Duck tale

My sister in law lives in Timonium, down Baltimore way, and in a nearby town, there’s a house on a corner with a most beguiling feature.

From the street, the lawn of this corner house rises sharply, and at the very top, sits a fair-sized duck made of stone or ceramic. The woman of this house is handy with a sewing needle and quite creative. She dresses up her duck for holidays and such. Christmas, Easter, Valentine’s Day, etc., and always with appropriate, very cute, eye-catching costumes.

When we were visiting there once, it had rained and rained for days. Wanting to see what the woman had done to punctuate the monsoon, we drove by. There it was outfitted in a brilliant yellow slicker, and sitting cheerfully, in a little raft of its own.

Knocked us out.

This morning, my sister in law called and in the course of the conversation, mentioned that the duck today, is arrayed in a red, white, and blue shirt with a Gold Medal draped around its neck – just like a real Olympian winner.

The woman and her duck are now somewhat famous in the area, and there’s been at least one article written about them in the local newspaper.

Ah, but one morning the woman of the house awoke to find her precious duck gone! Stolen! She must have been decimated. But then a short while later she began receiving postcards from the damned duck – from Germany, France, and other countries on the continent. Eventually, her precious animal reappeared at its regular perch at the top of the lawn, none the worse for wear.

Turns out some college kids (most likely) birdnapped the duck, took it on a European tour, then put it back the same way they took it: anonymously.

Around here, it’s geese. Folks dress up a concrete goose on the porch in holiday-specific clothes. There must be a cottage industry of crafty people who make all these costumes somewhere. In February, you’ll even see a few in stovepipe hat and beard.

Concrete geese were such a fad around here for years that some garden centers had whole sections devoted to goose clothes, and all the major sewing pattern companies had patterns for clothes. Some of the ladies who made goose clothing for pin money were our best remnant customers at the fabric shop I worked in. But the fad has faded here…no more newspaper articles, no more kidnapping stories. Since Cleveland is always on the tail-end of most fads (we’ve just now gotten foam parties) it’s refreshing to hear that somewhere else is even more delayed than us!

Wouldn’t it be a little hard to drag a concrete lawn ornament around to so many foreign countries in your carry-on?

Crikey. I’m sorry I bothered to tell the story. I knew from nothing about a cottage industry of Goose Clothiers nor old avian kidnappings. Just thought it was a cute little throw away vignette.

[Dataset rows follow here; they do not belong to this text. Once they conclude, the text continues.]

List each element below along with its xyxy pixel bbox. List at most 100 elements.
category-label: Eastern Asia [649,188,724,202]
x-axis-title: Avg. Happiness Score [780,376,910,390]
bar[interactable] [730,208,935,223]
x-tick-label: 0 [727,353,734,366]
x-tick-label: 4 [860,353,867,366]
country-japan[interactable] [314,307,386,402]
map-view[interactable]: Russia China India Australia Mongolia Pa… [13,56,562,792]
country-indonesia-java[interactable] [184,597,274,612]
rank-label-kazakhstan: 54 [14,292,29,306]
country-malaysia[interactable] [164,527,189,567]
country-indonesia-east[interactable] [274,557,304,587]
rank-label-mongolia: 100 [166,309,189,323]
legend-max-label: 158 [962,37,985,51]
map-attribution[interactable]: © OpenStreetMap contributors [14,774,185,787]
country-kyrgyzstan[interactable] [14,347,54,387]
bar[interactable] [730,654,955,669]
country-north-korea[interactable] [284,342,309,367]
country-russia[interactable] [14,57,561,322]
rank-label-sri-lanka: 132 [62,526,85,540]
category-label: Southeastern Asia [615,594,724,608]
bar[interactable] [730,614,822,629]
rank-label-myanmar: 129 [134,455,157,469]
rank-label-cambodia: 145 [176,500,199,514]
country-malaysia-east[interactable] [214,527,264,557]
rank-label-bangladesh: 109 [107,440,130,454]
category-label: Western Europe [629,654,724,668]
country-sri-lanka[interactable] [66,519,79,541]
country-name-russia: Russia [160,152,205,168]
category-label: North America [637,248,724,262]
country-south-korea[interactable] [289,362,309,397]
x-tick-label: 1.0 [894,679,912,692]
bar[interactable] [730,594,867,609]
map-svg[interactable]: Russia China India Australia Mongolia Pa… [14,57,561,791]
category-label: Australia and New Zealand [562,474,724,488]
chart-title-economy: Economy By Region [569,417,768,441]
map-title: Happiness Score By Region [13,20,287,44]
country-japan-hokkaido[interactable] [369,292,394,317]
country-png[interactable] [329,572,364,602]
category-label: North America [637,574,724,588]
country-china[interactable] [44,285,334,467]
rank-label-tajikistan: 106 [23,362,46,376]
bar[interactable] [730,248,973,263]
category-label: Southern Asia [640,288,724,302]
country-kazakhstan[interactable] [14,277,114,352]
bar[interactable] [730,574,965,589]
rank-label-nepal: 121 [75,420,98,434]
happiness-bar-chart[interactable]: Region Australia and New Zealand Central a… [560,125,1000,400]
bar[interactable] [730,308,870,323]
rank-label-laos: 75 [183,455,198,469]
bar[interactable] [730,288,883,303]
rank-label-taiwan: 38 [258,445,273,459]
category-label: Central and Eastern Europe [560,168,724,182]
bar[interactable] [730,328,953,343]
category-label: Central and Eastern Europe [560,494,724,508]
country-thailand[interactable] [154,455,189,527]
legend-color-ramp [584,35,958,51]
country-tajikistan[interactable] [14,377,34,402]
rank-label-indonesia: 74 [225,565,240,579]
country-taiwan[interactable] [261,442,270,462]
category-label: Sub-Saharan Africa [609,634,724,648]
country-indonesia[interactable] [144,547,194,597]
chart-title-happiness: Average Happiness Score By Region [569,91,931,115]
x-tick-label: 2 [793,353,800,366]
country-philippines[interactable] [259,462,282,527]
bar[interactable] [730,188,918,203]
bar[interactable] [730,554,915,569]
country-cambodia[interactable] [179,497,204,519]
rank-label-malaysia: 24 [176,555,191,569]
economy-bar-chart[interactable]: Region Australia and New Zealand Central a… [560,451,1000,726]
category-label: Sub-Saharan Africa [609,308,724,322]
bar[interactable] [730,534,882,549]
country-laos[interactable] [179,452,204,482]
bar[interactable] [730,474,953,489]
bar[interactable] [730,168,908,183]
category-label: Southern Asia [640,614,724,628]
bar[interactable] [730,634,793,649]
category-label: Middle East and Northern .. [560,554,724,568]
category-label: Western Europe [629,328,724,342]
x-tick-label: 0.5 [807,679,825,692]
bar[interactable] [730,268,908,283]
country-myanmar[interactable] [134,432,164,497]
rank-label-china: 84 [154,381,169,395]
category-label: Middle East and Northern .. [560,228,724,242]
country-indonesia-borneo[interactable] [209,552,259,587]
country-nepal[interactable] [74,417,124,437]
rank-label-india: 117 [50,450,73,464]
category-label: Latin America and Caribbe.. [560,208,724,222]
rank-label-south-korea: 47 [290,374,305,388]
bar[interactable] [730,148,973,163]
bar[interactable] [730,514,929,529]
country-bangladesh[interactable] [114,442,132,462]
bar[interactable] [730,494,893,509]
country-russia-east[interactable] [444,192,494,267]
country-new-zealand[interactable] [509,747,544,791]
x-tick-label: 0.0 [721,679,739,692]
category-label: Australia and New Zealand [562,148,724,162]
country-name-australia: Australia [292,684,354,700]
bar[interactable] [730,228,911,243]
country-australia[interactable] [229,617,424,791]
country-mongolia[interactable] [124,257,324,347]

And yes, it would indeed be very hard to drag a concrete lawn ornament around so many foreign countries.

But maybe these college kids realized they could leave the duck stateside, and the joke would still work. Geniuses that they were, they probably knew that, in the first place, the concrete duck couldn’t write. :smack:

We had a log in our neighborhood.

Yeah, a log.

A big old length of wood that turned up at the end like a head. Got dressed up every month and on holidays.

Nitpick: I bet you mean “devastated.” “Decimate” = to take a tenth from.

So far, a trifle of monumental silliness, yet I cannot maintain a stoney face…

Tsk, tsk, you shouldn’t toot your own coot like that – you might stoke international resentment in the international concrete waterfowl figurine community…

Clearly a case of fowl play.

Well, seeing as how there was no lasting harm done, other than a few feathers getting ruffled… This case is strictly for the birds.

In other words, a hacker job on a quack job.